この項目が面白かったなら……\ポチッと/

添付ファイル

*1 PS Vita版「Fate/stay night[Realta Nua] OP(製作:ufotable) ©TYPE-MOON/KADOKAWA SHOTEN

*2 忘れられがちだが「英霊エミヤ」と「衛宮士郎」は違う世界、違う人生を歩んだ(またはこれから歩む)「別人」である。固有結界が心象風景の具現化である以上、たとえ起点が同じであろうが、たとえどれほど似通った性質であろうが、別人とまったく同じ心を持ち合わせることは不可能。
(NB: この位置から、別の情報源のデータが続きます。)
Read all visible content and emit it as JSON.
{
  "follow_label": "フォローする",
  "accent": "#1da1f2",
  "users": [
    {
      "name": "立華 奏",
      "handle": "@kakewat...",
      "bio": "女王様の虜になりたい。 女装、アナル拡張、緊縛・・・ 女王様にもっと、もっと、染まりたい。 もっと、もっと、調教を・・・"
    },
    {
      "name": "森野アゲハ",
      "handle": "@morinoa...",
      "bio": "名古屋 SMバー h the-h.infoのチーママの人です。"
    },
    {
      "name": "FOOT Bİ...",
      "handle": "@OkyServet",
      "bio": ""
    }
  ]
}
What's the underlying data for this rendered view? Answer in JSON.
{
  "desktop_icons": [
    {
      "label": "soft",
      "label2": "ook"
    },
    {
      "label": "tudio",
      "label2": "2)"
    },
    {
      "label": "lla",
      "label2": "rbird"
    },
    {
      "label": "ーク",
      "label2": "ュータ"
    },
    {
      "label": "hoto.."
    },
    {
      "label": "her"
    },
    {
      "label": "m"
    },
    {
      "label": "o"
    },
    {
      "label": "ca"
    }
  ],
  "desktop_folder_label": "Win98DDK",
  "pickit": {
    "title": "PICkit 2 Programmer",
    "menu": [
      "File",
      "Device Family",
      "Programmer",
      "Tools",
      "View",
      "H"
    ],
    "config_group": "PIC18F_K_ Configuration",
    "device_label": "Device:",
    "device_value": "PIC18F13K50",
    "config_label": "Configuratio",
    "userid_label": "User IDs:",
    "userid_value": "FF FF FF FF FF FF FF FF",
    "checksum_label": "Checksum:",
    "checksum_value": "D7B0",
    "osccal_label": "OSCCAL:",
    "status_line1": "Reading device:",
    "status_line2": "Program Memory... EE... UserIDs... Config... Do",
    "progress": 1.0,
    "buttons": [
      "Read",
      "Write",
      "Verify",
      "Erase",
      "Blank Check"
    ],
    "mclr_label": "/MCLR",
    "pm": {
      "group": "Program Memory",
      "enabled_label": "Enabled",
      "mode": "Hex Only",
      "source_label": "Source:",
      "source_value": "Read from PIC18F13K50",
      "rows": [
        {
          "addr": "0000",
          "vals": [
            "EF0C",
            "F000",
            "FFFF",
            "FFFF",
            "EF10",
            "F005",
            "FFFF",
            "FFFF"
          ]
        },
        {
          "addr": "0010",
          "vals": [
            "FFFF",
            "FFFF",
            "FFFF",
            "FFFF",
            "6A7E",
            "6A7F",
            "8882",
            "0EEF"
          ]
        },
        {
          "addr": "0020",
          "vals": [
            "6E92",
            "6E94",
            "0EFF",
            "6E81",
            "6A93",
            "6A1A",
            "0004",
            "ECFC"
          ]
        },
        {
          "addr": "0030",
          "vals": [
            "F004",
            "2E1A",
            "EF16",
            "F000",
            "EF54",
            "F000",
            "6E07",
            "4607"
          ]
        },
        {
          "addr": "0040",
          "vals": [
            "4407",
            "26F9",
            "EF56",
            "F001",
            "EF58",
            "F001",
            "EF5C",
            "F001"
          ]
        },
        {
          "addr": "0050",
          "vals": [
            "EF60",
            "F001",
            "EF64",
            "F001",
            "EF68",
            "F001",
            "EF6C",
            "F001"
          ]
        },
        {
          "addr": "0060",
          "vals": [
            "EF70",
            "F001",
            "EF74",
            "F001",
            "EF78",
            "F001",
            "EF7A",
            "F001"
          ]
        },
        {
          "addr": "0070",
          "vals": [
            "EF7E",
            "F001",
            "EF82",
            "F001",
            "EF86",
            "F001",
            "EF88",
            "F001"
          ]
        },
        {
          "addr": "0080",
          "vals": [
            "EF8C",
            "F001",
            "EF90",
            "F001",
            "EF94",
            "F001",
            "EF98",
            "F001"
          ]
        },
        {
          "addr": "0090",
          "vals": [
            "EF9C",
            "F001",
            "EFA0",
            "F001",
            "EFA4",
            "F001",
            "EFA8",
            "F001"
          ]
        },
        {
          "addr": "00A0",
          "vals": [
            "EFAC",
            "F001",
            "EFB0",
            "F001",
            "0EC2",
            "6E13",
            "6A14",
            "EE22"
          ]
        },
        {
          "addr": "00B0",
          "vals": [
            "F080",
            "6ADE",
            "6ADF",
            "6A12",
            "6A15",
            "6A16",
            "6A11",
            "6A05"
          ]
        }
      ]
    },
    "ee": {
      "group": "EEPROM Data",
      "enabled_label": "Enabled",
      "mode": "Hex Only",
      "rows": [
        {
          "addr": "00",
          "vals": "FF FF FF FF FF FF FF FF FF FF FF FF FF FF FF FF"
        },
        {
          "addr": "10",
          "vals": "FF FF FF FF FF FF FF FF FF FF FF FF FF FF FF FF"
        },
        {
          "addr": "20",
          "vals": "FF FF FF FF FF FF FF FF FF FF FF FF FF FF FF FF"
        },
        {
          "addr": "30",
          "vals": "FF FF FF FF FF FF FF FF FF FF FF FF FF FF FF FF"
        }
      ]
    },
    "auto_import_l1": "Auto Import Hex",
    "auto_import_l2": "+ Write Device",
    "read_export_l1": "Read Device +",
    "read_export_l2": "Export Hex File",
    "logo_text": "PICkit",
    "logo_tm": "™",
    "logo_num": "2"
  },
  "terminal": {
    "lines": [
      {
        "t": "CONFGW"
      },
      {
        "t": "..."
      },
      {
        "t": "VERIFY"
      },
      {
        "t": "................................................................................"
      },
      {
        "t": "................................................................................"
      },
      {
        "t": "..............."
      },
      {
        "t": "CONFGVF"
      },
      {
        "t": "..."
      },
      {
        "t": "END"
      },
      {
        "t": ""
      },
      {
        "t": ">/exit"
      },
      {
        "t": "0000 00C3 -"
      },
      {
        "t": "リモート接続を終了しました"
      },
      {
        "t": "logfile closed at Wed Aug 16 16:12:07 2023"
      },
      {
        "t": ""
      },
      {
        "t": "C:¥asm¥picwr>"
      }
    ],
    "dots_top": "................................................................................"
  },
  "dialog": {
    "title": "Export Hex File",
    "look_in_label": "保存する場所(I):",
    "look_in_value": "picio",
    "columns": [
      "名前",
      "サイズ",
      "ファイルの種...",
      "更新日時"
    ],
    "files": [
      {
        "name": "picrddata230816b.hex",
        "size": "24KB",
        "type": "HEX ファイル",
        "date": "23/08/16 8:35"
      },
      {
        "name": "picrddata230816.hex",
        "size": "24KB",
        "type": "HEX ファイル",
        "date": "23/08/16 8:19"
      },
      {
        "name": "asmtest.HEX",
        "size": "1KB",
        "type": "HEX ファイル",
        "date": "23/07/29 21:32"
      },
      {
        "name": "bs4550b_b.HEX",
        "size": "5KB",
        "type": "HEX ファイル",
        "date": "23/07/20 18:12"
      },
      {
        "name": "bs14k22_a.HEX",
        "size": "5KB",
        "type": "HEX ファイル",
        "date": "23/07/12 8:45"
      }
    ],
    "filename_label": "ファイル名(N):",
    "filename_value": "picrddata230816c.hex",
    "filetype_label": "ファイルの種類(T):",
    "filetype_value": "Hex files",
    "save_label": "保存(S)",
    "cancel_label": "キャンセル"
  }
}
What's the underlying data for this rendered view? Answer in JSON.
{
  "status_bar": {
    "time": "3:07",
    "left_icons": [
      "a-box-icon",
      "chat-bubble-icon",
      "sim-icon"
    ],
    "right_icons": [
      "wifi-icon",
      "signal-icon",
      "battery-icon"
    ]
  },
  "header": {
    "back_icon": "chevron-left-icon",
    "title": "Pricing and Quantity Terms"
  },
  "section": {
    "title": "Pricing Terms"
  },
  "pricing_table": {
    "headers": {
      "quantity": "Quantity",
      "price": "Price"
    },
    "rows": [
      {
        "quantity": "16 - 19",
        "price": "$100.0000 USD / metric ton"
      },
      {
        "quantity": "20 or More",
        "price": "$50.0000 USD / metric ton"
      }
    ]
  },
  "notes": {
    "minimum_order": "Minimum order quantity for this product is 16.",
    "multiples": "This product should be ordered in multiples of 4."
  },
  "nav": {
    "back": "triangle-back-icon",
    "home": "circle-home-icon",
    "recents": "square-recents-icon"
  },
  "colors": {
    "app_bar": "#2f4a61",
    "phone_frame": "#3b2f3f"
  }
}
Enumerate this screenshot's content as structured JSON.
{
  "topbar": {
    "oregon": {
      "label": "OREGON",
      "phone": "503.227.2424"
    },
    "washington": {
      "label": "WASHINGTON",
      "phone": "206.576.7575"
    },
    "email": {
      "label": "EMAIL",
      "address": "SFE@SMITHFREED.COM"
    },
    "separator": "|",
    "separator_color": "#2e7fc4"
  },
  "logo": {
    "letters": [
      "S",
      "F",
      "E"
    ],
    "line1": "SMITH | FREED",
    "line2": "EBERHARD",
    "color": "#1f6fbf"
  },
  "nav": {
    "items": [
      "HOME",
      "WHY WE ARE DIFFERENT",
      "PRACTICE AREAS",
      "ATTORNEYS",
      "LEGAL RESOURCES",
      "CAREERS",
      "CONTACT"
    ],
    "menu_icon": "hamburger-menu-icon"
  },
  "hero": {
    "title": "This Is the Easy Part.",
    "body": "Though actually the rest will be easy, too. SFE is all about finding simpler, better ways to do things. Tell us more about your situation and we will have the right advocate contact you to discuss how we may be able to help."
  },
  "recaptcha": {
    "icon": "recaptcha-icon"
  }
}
*3 原作での士郎曰く、「ギルガメッシュにはあるが自分にはそれだけの身体能力がない」とのこと。実際同じ戦法で筋力以外はエミヤとステータスに差がない冬木でのギルガメッシュは英霊殺しと言われるまでの強さを見せている。投影宝具と原典宝具の違いも含めても、あくまで人間である士郎の戦法にのみ当てはまるものだろう。

*4 ただし、これを忠実に再現すると強すぎるため、Fate原作一つを取って見ても描写には非常にブレがある

*5 新たに発売されたアニメのビジュアルガイドでは、「音速の斬撃を繰り出すのが当然のサーヴァントが相手」で、かつ「セイバーですら通常の斬撃では仕留められない腕前のギルガメッシュ」に士郎が勝利を納めた理由の一つとして『士郎が十年前の言峰同様、人生で最も輝いていた瞬間(サーヴァントでいう「全盛期」)であり、通常より遥かに身体能力が向上していた』という若干無理のある説明がされた。

*6 尤も、投影に要する時間に関しては昔からゲームの中で本人が指摘していたことであり、だからこそ、莫大な消費がかかっても所要時間の問題を全て取り払える固有結界を展開する必要があった。